- Born: Thomas Boutis 1922 New York City, New York, U.S.
- Died: October 29, 2018 (aged 95–96) U.S.
- Education: Cooper Union
- Movement: Abstract expressionist

= Tom Boutis =

American artist (1922–2018)

Thomas Boutis (1922 – 2018) was an American artist, known as an abstract expressionist with a love of color. He primarily worked in painting, drawing, collage, watercolor, and printmaking.

== Biography ==
Tom Boutis was born in 1922 in New York City to parents from Kastoria, Greece. He worked as a Federal Art Project artist. Boutis was drafted by the United States Army in 1943. Boutis attended Cooper Union and graduated in 1948. He was a friend of Vincent DaCosta Smith and in the early 1950s Boutis influenced Smith's early career as an artist. His first solo art show was in January 1955 at Zabriskie Gallery in New York City.

In the 1950s, with artists from the E 10th Street co-op movement, he established the Area Gallery in New York City which was in operation from 1958 until 1965. The original members of Area Gallery were Tom Boutis, alongside artists John Ireland Collins, Charles Steven DuBack, Joe Fiore, Bernard Langlais, Ed Moses, Daphne Mumford, and Paul Yakovenko.
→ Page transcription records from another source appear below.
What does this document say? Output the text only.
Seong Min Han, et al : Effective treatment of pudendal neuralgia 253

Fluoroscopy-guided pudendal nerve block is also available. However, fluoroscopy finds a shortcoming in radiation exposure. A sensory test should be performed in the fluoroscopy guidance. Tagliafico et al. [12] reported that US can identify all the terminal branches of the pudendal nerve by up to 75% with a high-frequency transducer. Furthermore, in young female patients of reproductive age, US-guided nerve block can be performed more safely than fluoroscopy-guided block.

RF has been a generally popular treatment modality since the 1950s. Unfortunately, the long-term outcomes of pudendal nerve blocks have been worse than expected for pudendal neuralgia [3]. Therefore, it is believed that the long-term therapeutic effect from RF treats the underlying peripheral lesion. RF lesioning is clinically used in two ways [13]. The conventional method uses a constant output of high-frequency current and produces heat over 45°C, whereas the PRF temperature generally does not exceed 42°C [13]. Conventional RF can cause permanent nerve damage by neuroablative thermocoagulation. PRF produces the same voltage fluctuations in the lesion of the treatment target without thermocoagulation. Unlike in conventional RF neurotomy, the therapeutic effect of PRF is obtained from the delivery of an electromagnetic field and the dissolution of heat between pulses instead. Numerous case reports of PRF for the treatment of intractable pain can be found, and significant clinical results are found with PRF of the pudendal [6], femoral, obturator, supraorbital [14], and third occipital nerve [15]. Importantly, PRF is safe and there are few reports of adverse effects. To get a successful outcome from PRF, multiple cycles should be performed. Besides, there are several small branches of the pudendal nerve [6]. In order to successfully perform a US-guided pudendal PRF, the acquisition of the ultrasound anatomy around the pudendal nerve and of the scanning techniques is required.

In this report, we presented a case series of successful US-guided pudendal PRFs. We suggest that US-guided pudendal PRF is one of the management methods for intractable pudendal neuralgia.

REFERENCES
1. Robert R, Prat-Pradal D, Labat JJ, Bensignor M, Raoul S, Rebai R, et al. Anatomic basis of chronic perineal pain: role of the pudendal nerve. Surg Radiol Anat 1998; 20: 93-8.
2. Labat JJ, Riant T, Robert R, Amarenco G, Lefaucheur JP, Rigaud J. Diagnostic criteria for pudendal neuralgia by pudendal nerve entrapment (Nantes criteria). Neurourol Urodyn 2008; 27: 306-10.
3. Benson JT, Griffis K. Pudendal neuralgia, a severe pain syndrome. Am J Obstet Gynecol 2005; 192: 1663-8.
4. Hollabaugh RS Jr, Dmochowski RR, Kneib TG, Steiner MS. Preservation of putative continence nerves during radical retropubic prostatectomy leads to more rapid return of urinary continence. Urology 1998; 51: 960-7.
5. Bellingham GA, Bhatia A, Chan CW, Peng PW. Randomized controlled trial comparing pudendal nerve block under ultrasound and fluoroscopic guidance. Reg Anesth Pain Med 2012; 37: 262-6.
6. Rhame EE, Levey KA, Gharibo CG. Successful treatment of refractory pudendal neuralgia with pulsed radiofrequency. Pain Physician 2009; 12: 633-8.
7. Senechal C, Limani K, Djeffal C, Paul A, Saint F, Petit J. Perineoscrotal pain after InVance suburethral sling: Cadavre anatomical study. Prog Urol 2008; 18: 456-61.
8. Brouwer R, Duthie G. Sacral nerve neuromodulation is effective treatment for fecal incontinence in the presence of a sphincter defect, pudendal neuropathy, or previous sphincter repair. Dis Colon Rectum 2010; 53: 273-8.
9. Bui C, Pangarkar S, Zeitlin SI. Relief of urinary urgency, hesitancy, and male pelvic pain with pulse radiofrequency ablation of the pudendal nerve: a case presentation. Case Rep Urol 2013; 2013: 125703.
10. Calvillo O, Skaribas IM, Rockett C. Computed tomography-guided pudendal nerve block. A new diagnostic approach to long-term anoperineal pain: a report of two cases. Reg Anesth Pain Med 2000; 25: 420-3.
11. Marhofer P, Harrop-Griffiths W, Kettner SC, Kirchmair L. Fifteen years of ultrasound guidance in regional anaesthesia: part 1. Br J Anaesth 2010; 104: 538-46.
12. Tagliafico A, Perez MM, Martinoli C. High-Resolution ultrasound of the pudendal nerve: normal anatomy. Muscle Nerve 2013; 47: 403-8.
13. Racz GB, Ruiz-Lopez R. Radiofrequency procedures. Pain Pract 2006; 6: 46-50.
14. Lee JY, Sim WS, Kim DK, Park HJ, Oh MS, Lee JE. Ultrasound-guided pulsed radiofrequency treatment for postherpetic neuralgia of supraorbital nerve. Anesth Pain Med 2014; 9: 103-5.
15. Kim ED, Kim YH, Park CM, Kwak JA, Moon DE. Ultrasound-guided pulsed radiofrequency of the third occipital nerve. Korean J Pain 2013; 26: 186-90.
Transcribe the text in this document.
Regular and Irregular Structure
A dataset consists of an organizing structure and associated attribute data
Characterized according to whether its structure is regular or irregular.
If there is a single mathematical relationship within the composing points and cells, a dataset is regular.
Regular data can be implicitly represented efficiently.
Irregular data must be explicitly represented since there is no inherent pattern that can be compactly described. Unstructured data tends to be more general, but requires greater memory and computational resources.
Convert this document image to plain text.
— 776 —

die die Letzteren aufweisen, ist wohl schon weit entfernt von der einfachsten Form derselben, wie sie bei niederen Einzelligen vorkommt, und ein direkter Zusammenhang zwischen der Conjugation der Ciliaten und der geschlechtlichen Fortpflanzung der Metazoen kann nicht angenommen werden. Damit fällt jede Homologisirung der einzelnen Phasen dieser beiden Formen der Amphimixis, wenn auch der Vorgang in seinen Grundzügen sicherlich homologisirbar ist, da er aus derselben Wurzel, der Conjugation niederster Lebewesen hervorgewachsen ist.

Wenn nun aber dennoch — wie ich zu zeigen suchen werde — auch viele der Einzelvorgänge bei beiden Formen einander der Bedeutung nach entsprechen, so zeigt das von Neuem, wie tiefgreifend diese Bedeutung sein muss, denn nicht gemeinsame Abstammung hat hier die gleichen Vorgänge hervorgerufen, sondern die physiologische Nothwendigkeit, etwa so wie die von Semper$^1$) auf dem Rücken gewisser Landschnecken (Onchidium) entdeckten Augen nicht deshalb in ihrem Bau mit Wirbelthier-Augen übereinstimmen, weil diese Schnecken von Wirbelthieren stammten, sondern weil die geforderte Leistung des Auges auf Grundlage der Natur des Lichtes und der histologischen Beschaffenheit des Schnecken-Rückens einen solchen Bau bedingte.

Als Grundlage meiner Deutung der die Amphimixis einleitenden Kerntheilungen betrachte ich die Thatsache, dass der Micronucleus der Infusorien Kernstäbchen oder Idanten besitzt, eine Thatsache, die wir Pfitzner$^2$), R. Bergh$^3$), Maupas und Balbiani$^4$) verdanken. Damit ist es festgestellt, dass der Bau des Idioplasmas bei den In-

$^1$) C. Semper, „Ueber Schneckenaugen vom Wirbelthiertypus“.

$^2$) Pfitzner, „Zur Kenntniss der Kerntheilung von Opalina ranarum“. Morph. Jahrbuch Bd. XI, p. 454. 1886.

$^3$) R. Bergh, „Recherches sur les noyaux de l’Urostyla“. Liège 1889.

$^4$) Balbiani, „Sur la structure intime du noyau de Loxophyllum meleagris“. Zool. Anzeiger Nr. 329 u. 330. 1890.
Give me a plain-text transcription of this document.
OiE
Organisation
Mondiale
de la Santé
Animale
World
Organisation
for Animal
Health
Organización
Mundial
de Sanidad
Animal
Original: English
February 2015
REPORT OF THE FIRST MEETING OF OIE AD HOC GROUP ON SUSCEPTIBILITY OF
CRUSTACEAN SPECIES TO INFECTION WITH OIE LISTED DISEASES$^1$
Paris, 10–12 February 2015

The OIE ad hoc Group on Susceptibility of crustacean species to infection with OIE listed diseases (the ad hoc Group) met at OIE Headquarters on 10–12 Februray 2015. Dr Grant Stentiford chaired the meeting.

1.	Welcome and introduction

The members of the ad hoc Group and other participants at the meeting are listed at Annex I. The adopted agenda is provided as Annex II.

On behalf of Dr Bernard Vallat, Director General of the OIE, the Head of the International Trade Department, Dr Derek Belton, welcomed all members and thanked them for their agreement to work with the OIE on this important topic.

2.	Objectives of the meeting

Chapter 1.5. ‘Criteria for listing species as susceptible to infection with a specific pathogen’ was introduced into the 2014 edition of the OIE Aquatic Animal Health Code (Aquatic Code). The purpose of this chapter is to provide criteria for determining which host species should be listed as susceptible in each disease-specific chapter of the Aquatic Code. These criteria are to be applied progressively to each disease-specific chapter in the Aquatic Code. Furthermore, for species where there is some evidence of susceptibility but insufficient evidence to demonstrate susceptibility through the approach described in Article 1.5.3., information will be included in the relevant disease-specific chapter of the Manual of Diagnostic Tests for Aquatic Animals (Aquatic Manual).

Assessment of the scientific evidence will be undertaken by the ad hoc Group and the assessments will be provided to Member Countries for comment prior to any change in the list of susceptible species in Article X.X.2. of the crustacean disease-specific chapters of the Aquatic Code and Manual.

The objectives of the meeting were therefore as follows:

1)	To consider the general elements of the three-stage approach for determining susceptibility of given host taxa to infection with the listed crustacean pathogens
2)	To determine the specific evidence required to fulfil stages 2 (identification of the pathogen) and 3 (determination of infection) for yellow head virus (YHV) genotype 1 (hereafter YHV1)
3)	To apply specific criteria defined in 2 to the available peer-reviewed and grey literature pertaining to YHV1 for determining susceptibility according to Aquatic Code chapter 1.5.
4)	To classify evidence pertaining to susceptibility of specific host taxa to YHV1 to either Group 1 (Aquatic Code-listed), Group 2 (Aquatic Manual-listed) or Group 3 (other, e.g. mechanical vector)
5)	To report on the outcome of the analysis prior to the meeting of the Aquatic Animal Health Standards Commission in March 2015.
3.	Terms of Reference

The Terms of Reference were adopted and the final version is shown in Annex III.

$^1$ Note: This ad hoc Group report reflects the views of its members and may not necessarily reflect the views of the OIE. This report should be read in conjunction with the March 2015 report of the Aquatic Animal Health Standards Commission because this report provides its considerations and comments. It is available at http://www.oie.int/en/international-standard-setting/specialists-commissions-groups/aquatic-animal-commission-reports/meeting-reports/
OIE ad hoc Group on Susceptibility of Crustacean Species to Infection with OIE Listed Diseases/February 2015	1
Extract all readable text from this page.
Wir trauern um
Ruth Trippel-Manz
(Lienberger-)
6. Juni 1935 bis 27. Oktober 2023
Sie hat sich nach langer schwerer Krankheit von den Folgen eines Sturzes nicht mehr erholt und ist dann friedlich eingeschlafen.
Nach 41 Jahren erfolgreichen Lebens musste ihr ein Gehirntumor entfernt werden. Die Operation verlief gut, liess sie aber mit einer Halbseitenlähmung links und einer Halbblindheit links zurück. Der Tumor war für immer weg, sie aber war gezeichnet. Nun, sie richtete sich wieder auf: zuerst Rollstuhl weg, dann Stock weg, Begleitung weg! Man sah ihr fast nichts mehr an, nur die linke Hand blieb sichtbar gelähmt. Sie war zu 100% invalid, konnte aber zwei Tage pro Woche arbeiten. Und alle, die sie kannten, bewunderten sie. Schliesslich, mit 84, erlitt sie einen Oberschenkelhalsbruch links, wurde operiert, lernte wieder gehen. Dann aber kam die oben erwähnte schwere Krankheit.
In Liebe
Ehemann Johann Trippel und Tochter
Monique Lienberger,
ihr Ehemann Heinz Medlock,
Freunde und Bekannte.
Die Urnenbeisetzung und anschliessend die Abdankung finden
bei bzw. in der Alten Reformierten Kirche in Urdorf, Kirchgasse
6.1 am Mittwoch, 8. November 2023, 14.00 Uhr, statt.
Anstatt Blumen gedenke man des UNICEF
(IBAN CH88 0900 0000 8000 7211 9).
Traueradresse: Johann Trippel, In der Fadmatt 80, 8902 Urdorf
Alongside many of the artist from Area Gallery, Boutis was a founding member of the artist-run Landmark Gallery at 469 Broome Street in SoHo, in operation from 1972 until 1982.

Boutis was a National Academician and member of the National Academy of Design, joining in 1995.

Boutis died on October 29, 2018, at the age of 96.

His work is included in many public museum collections, including Art Institute of Chicago, the Solomon R. Guggenheim Museum archives, the Smithsonian Archives of American Art, among others.